Amid today’s inflammatory political environment the message could serve as a soothing balm for a nation bruised by two years of divisive discourse.
And the absence of Trump, whose bitter feud with McCain has wrangled US politics during that time, will serve as a final rebuke of the president, highlighting the clash between a Republican elder statesman and the current president from his own party.
McCain’s widow Cindy, his seven children and his 106-year-old mother Roberta McCain joined scores of members of Congress, state governors, diplomats and other dignitaries at the somber Rotunda ceremony.
Saturday’s ceremony could serve as a rehabilitation of sorts for Bush, who will be delivering one of his most high-profile addresses since leaving the White House nearly 10 years ago.
He has endured deep criticism for controversially leading the US into war in Iraq — an invasion that McCain steadfastly supported at first, but eventually grew to believe was a mistake.

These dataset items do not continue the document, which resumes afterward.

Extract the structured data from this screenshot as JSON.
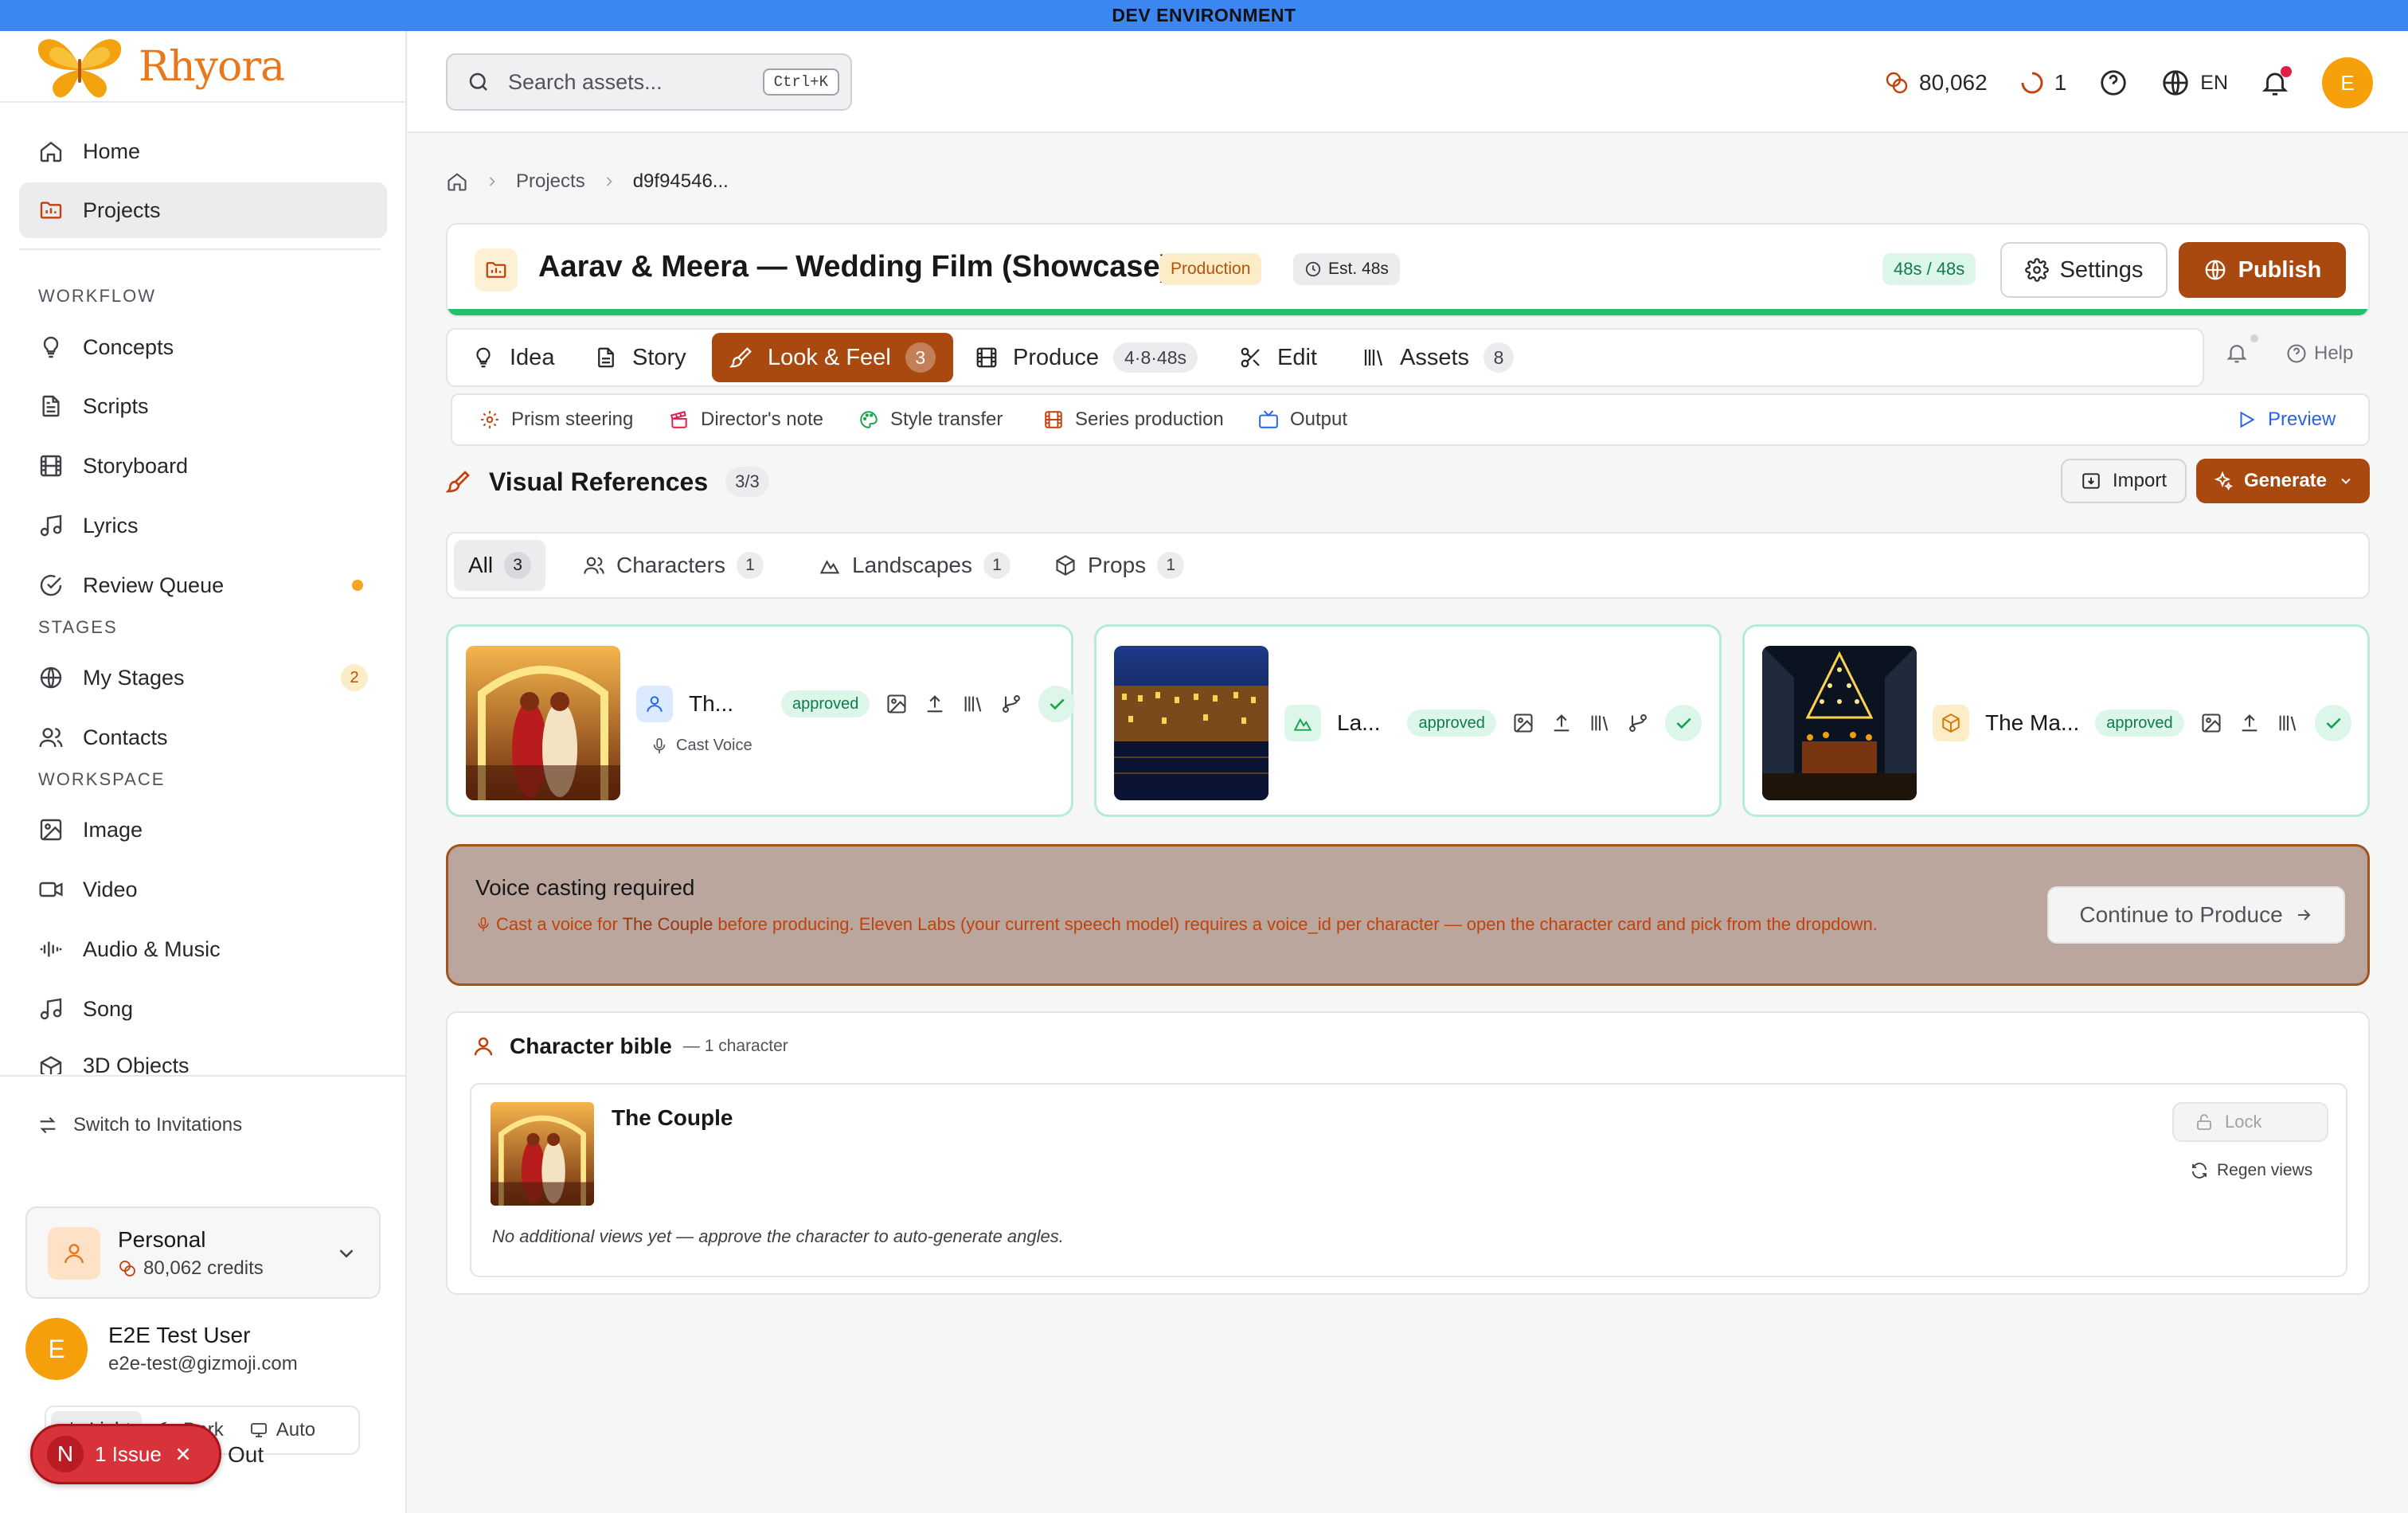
{
  "env_banner": "DEV ENVIRONMENT",
  "brand": {
    "name": "Rhyora",
    "accent": "#a94910"
  },
  "sidebar": {
    "home": "Home",
    "projects": "Projects",
    "workflow_label": "WORKFLOW",
    "workflow": [
      "Concepts",
      "Scripts",
      "Storyboard",
      "Lyrics",
      "Review Queue"
    ],
    "stages_label": "STAGES",
    "stages": [
      "My Stages",
      "Contacts"
    ],
    "my_stages_count": "2",
    "workspace_label": "WORKSPACE",
    "workspace": [
      "Image",
      "Video",
      "Audio & Music",
      "Song",
      "3D Objects"
    ],
    "switch_label": "Switch to Invitations",
    "account": {
      "name": "Personal",
      "credits": "80,062 credits"
    },
    "user": {
      "initial": "E",
      "name": "E2E Test User",
      "email": "e2e-test@gizmoji.com"
    },
    "theme": {
      "light": "Light",
      "dark": "Dark",
      "auto": "Auto"
    },
    "signout": "Sign Out",
    "signout_visible": "Out",
    "issue": {
      "letter": "N",
      "label": "1 Issue"
    }
  },
  "topbar": {
    "search_placeholder": "Search assets...",
    "shortcut": "Ctrl+K",
    "credits": "80,062",
    "jobs": "1",
    "lang": "EN",
    "avatar": "E"
  },
  "breadcrumb": {
    "projects": "Projects",
    "current": "d9f94546..."
  },
  "project": {
    "title": "Aarav & Meera — Wedding Film (Showcase)",
    "status": "Production",
    "estimate": "Est. 48s",
    "duration": "48s / 48s",
    "settings": "Settings",
    "publish": "Publish",
    "progress": 1.0
  },
  "tabs": [
    {
      "label": "Idea"
    },
    {
      "label": "Story"
    },
    {
      "label": "Look & Feel",
      "count": "3"
    },
    {
      "label": "Produce",
      "count": "4·8·48s"
    },
    {
      "label": "Edit"
    },
    {
      "label": "Assets",
      "count": "8"
    }
  ],
  "help": "Help",
  "subtabs": [
    "Prism steering",
    "Director's note",
    "Style transfer",
    "Series production",
    "Output"
  ],
  "preview": "Preview",
  "visual_refs": {
    "title": "Visual References",
    "count": "3/3",
    "import": "Import",
    "generate": "Generate"
  },
  "filters": [
    {
      "label": "All",
      "count": "3"
    },
    {
      "label": "Characters",
      "count": "1"
    },
    {
      "label": "Landscapes",
      "count": "1"
    },
    {
      "label": "Props",
      "count": "1"
    }
  ],
  "cards": [
    {
      "name": "Th...",
      "status": "approved",
      "sub": "Cast Voice"
    },
    {
      "name": "La...",
      "status": "approved"
    },
    {
      "name": "The Ma...",
      "status": "approved"
    }
  ],
  "voice": {
    "title": "Voice casting required",
    "msg_pre": "Cast a voice for ",
    "msg_name": "The Couple",
    "msg_post": " before producing. Eleven Labs (your current speech model) requires a voice_id per character — open the character card and pick from the dropdown.",
    "button": "Continue to Produce"
  },
  "bible": {
    "title": "Character bible",
    "count": "— 1 character",
    "name": "The Couple",
    "lock": "Lock",
    "regen": "Regen views",
    "note": "No additional views yet — approve the character to auto-generate angles."
  }
}
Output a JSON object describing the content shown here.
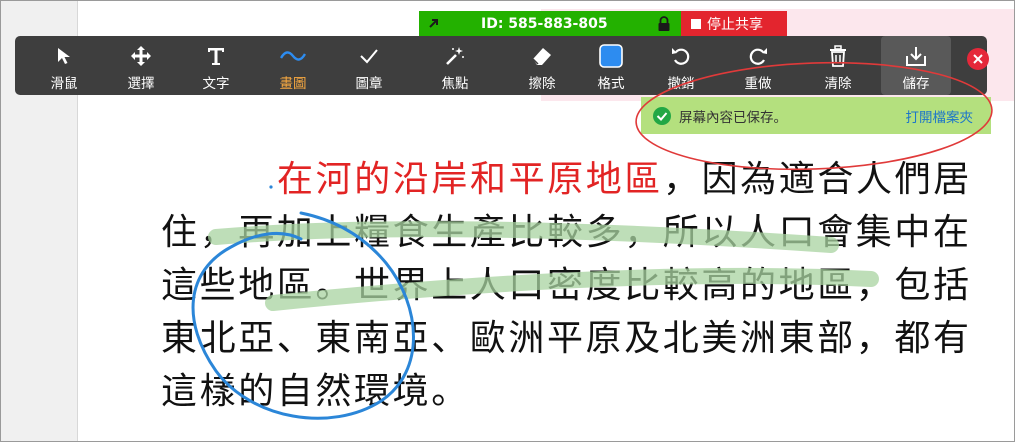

For Obama, the moment will allow him to share his thoughts about a presidential campaign rival whose magnanimity in defeat only boosted his stature as an American statesman.
“Tonight more than any night, I hold in my heart nothing but love for this country and for all its citizens, whether they supported me or Senator Obama,” McCain said at the time.
“I wish Godspeed to the man who was my former opponent and will be my president.”